Re: [patch 3/4] mempolicy: add MPOL_F_STATIC_NODES flag
From: Paul Jackson
Date: Fri Feb 15 2008 - 18:46:23 EST
David responding to pj:
> > I don't think so. It's not possible to detemine if exactly the low
> > eight bits of the 'policy' short are a valid mode, -however- that
> > "eight" is a spurious detail. Remove it.
>
> Sure it is, you can determine if the low MPOL_FLAG_SHIFT bits are a valid
> mode by masking off the upper bits and testing if the result is >=
> MPOL_MAX.
Sorry ... my response was ambiguous, so not surprisingly you read it
the other way than I intended it and missed my point.
Let me try this again.
Yes, if we drop that MPOL_FLAG_SHIFT, we can't tell if exactly the low
eight bits are valid, -however- we can still tell if the low bits not
used by our MPOL_F_* flag bits are valid, and that's sufficient.
I included a PATCH in my last reply, in order to demonstrate this.

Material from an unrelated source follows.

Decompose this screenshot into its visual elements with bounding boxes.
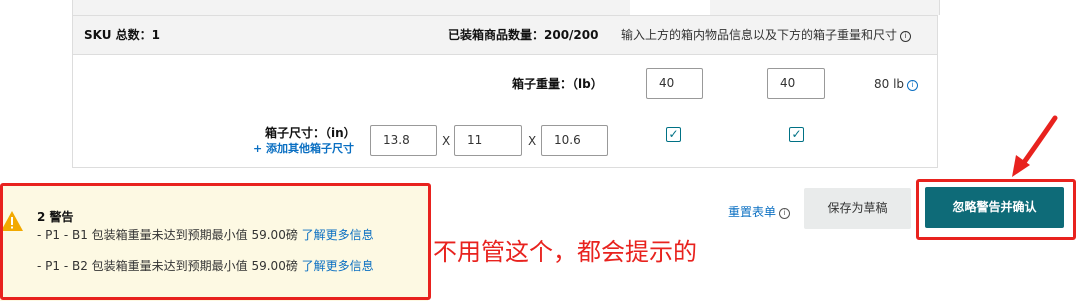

> Well, it's still an implementation detail that needs to be explicitly
> defined, otherwise we have no way to separate mode from flags when the
> user passes in their int formal as part of either syscall.
No.
That is not an implementation detail that must be explicitly defined
in order to separate the mode from the flags.
One can separate out the high order flag bits by simply masking them off.
> We should make sure to return -EINVAL to a user specifying an invalid flag
> if, for example, they are using an older kernel that doesn't support what
> they're asking for.
I agree that we must return -EINVAL if the user specifies an invalid
flag. I have always agreed with this.
======
> It would be possible to do all of this in both sys_set_mempolicy() and
> sys_mbind() by masking off the set of possible modes and checking the
> result for being >= MPOL_MAX:
Bingo!!
That's what I've been saying all along.
I'm not quite sure how we got here; this seems to me such a sharp turn
from what went before that I fear I've misread you, but I suppose I
should just be glad we're in agreement, despite the strange journey.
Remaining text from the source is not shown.